Under the deal CPS released, the families won't be able to leave Texas until Aug. 31 but would be allowed to move back to the ranch. It also calls for parenting classes and visits by CPS to interview children and parents in the child abuse investigation.
Walther wanted to remove the August deadline and provide for psychological evaluations of the children. She also wanted it specified that parents can't travel more than 60 miles from their residence without 48 hours' notice. She also wanted CPS to have access to the ranch and the children at all times necessary for any investigation.
Walther ruled last month that the children should be placed in foster care after a chaotic custody hearing involving hundreds of lawyers representing the individual children and parents.
The Third Court of Appeals last week that the state failed to show that any more than five of the teenage girls were being sexually abused, and had offered no evidence of sexual or physical abuse against the other children.
Texas officials claimed at one point that there were 31 teenage girls at the ranch who were pregnant or had been pregnant, but later conceded that about half of those mothers, if not more, were adults.

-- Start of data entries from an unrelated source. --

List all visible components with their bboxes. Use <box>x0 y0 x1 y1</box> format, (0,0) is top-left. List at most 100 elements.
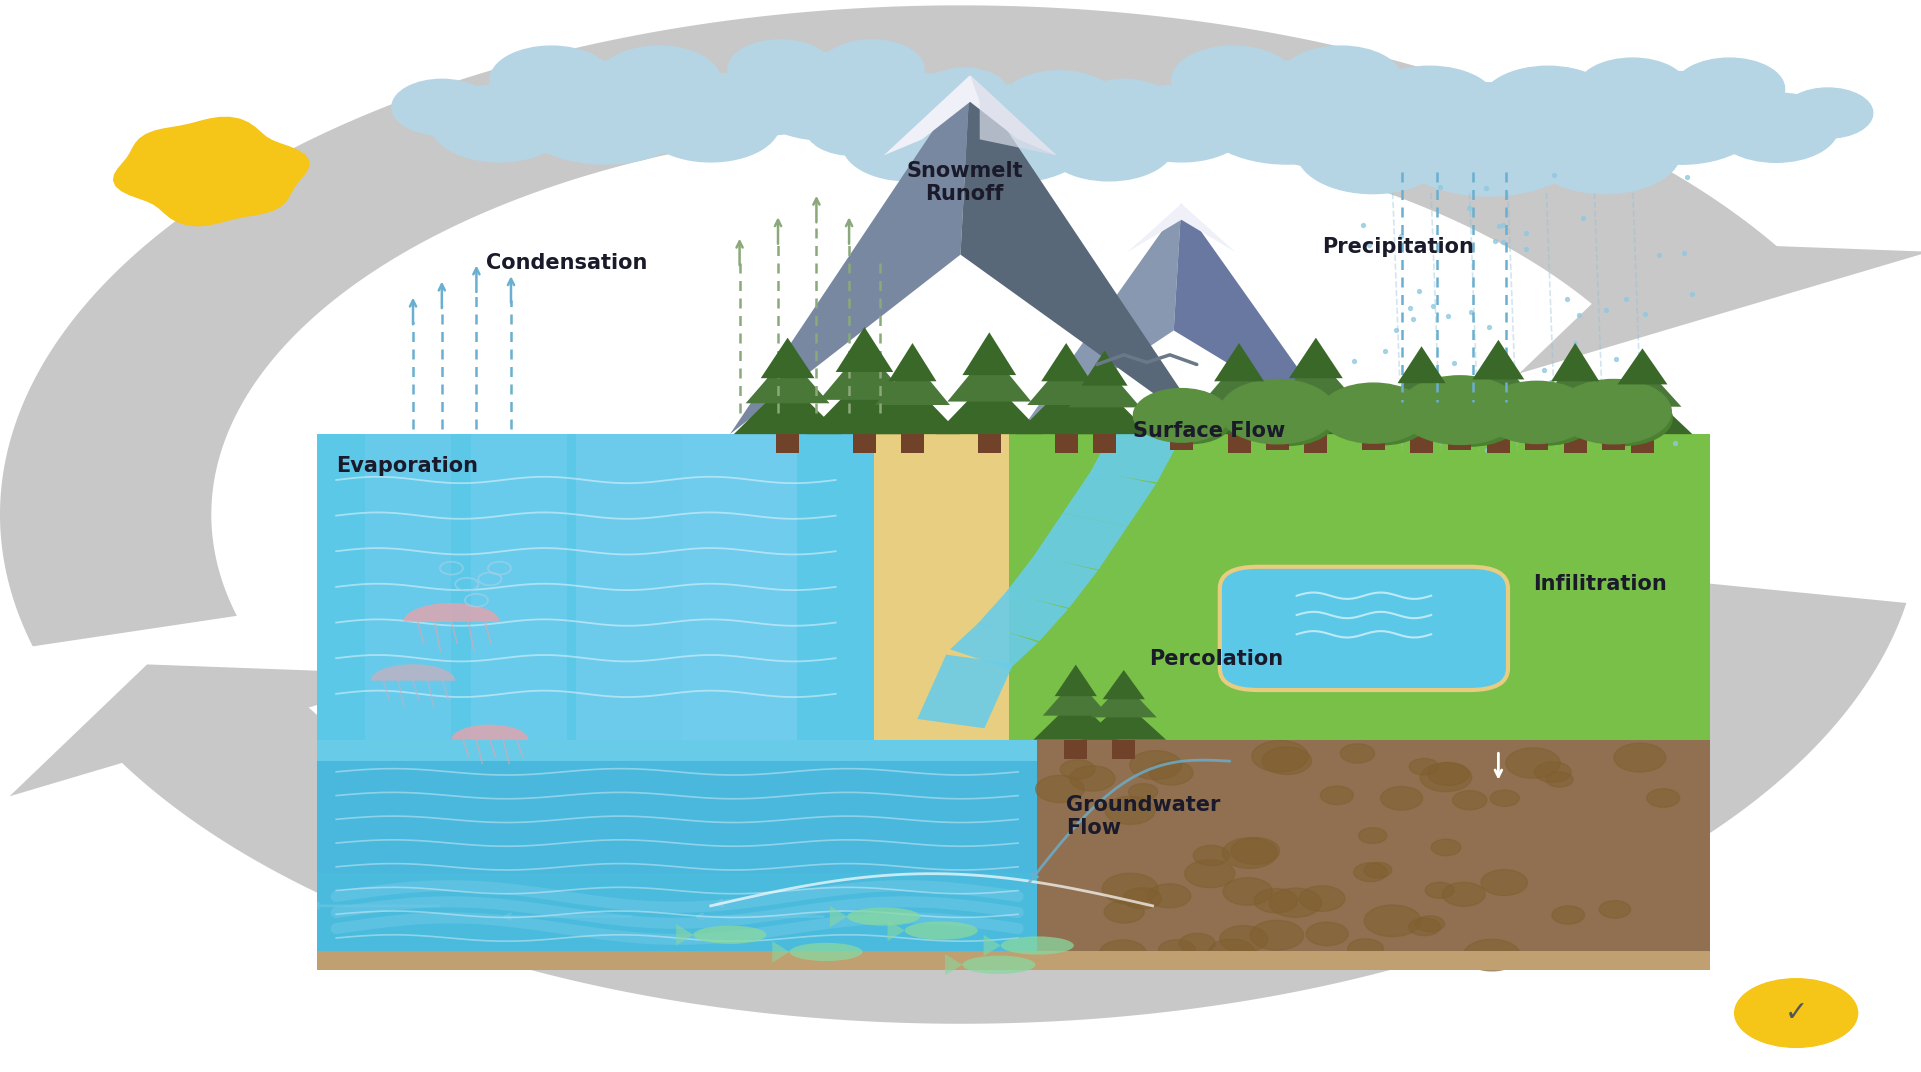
Polygon shape <box>1093 434 1116 453</box>
Polygon shape <box>1091 683 1156 717</box>
Circle shape <box>1124 888 1162 909</box>
Polygon shape <box>1410 434 1433 453</box>
Circle shape <box>747 53 905 140</box>
Circle shape <box>1408 918 1441 936</box>
Circle shape <box>490 46 613 115</box>
Polygon shape <box>1062 471 1156 526</box>
Text: Groundwater
Flow: Groundwater Flow <box>1066 795 1220 838</box>
Circle shape <box>843 107 974 181</box>
Polygon shape <box>970 75 1057 155</box>
Polygon shape <box>1374 386 1470 434</box>
Circle shape <box>1320 786 1354 804</box>
Polygon shape <box>0 5 1808 646</box>
Circle shape <box>1254 889 1299 913</box>
Circle shape <box>1222 838 1277 868</box>
Text: Snowmelt
Runoff: Snowmelt Runoff <box>907 161 1022 204</box>
Polygon shape <box>1037 740 1710 970</box>
Circle shape <box>1158 940 1195 961</box>
Ellipse shape <box>905 921 978 939</box>
Circle shape <box>1220 925 1268 952</box>
Polygon shape <box>1174 204 1345 434</box>
Polygon shape <box>874 359 949 405</box>
Polygon shape <box>317 434 874 740</box>
Polygon shape <box>1274 355 1358 403</box>
Polygon shape <box>1112 740 1135 759</box>
Circle shape <box>1364 862 1391 878</box>
Polygon shape <box>1604 363 1681 406</box>
Circle shape <box>1320 383 1427 443</box>
Polygon shape <box>1362 428 1385 450</box>
Circle shape <box>1297 108 1448 194</box>
FancyBboxPatch shape <box>1220 567 1508 690</box>
Polygon shape <box>888 920 905 941</box>
Polygon shape <box>1103 670 1145 699</box>
Polygon shape <box>682 434 797 740</box>
Ellipse shape <box>693 925 766 943</box>
Circle shape <box>922 69 1007 116</box>
Polygon shape <box>471 434 567 740</box>
Polygon shape <box>918 655 1012 728</box>
Polygon shape <box>1525 428 1548 450</box>
Circle shape <box>1299 885 1345 911</box>
Circle shape <box>1598 900 1631 918</box>
Circle shape <box>1491 790 1520 806</box>
Circle shape <box>1001 71 1118 136</box>
Circle shape <box>1464 939 1520 971</box>
Circle shape <box>1614 743 1666 772</box>
Circle shape <box>1577 58 1689 120</box>
Circle shape <box>1364 905 1422 937</box>
Polygon shape <box>830 906 847 927</box>
Polygon shape <box>807 375 922 434</box>
Polygon shape <box>1028 359 1105 405</box>
Polygon shape <box>1033 699 1118 740</box>
Circle shape <box>1552 906 1585 924</box>
Text: ✓: ✓ <box>1785 999 1808 1027</box>
Polygon shape <box>1564 434 1587 453</box>
Circle shape <box>1354 863 1387 881</box>
Circle shape <box>1556 379 1671 444</box>
Polygon shape <box>1016 384 1116 434</box>
Circle shape <box>1262 747 1312 774</box>
Circle shape <box>1185 860 1235 888</box>
Circle shape <box>920 85 1097 183</box>
Polygon shape <box>1383 362 1460 406</box>
Circle shape <box>1074 79 1174 135</box>
Polygon shape <box>745 355 830 403</box>
Polygon shape <box>984 935 1001 956</box>
Circle shape <box>728 40 832 99</box>
Polygon shape <box>1005 555 1099 608</box>
Circle shape <box>1270 888 1322 918</box>
Polygon shape <box>317 740 1037 970</box>
Polygon shape <box>113 117 309 226</box>
Ellipse shape <box>962 956 1035 973</box>
Circle shape <box>1398 376 1521 445</box>
Polygon shape <box>1593 387 1692 434</box>
Circle shape <box>1254 103 1364 164</box>
Polygon shape <box>1043 679 1108 716</box>
Polygon shape <box>1447 383 1550 434</box>
Polygon shape <box>1058 388 1151 434</box>
Circle shape <box>1105 900 1145 923</box>
Polygon shape <box>1201 359 1277 405</box>
Polygon shape <box>1289 338 1343 378</box>
Text: Precipitation: Precipitation <box>1322 237 1473 256</box>
Text: Evaporation: Evaporation <box>336 457 478 476</box>
Polygon shape <box>936 378 1043 434</box>
Polygon shape <box>113 582 1906 1024</box>
Circle shape <box>1220 379 1335 444</box>
Circle shape <box>1252 741 1308 772</box>
Polygon shape <box>1018 204 1181 434</box>
Polygon shape <box>1527 384 1623 434</box>
Circle shape <box>642 85 780 162</box>
Circle shape <box>1714 93 1838 162</box>
Circle shape <box>1420 763 1471 791</box>
Circle shape <box>1598 72 1763 164</box>
Polygon shape <box>1189 384 1289 434</box>
Polygon shape <box>734 382 841 434</box>
Circle shape <box>1783 88 1873 138</box>
Circle shape <box>1060 760 1095 779</box>
Polygon shape <box>1128 204 1235 252</box>
Text: Percolation: Percolation <box>1149 650 1283 669</box>
Circle shape <box>1070 765 1114 791</box>
Circle shape <box>1546 772 1573 787</box>
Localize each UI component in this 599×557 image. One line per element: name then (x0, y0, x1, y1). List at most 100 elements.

One was 27.
Roughly 430 children from the ranch are in foster care after two births, numerous reclassifications of adult women initially held as minors and a handful of agreements allowing parents to keep custody while the Supreme Court considered the case.
The FLDS, which teaches that polygamy brings glorification in heaven, is a breakaway sect of the Mormon church, which renounced polygamy more than a century ago.
In an ongoing criminal investigation separate from the custody dispute, Texas authorities collected DNA swabs Thursday from sect leader Warren Jeffs. A search warrant for the DNA alleges that Jeffs had "spiritual" marriages with four girls, ages 12 to 15.
Jeffs, who is revered as a prophet, is serving a prison sentence for a Utah conviction of being accomplice to rape in the marriage of a 14-year-old girl to a 19-year-old sect member. He awaits trial in Arizona on similar charges.